Нет, он не обладал счастливой внешностью трибуна, которая приковывает и покоряет. Невысок ростом, в приличном, в меру потертом костюме – в дорогу не жалко, перед публикой появиться не стыдно, – держится угловато, одно плечико вздернуто, другое опущено, лицо грустное, мягкое, вежливое, лицо до кротости воспитанного человека. Нет, не кулачный боец, трибун, не всесжигающий и не зажигающий. Похоже, что он книголюб, изрядно знает, не пользуется избитыми приемами заштатных лекторов, не упомянул о набившей оскомину библейской оплошности, что-де бог свет сотворил раньше солнца, но сообщил о рукописях Мертвого моря, сектах ессеев, легенде о Гильгамеше, даже рассказал то, чего я, бывший сотрудник журнала, падкого на научные сенсации, не знал, – новейшие сведения о месте, которое Библия выдает за рай Эдемский…

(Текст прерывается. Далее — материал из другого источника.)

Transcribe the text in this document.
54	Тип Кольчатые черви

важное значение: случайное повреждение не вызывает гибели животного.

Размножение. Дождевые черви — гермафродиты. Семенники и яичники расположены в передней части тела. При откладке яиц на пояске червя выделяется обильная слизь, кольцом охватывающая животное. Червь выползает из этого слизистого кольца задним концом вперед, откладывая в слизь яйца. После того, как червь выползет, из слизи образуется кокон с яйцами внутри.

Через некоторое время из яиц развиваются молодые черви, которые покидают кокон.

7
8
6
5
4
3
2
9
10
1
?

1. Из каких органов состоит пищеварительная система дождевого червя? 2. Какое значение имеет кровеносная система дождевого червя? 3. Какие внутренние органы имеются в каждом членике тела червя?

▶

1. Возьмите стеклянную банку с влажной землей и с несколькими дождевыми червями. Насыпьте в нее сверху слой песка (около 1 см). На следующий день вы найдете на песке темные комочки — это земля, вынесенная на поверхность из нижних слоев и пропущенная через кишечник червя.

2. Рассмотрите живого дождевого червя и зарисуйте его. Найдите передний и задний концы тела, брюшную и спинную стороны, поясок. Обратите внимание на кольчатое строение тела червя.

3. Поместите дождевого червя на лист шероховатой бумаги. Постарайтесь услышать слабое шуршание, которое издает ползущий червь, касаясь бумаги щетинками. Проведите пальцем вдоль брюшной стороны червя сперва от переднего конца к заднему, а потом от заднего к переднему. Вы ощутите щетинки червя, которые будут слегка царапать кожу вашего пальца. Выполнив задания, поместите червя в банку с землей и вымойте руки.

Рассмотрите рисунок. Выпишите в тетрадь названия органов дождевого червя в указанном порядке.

Право же, лекцию никак нельзя было назвать бессодержательной.
– Приманка идеалистов, товарищи… – У него негромкий ясный голос и во рту уютно поблескивает искорка золотого зуба. – Приманка идеалистов, товарищи, – это учение о бессмертии души. Религия считает, что умирает только тело, а душа, отделившись, продолжает жить. Души, как вам известно, благочестивых людей попадают в рай, где их ждет вечное блаженство. Души же нечестивых низвергаются в ад, где для них приготовлены кипящая смола, раскаленные сковороды и прочие устрашающие атрибуты мучений. Мы же, материалисты, в ответ на эту наивную и прекраснодушную ложь честно заявляем – человек смертен! Нас ничто не ждет за гробом. Честно! Мечтать о бессмертии души столь же противоестественно и нелепо, как надеяться, что время потечет вспять, что старики станут юношами, а юноши младенцами. Существуют незыблемые законы, товарищи, – законы природы, их нельзя не признавать, глупо от них отворачиваться. Математик не может допустить, что сумма углов в треугольнике была, скажем, больше или меньше ста восьмидесяти градусов. Физик не может не считаться с законами сохранения энергии. Так же бессмысленно убаюкивать себя каким-то бесплотным бессмертием – бессмертием души.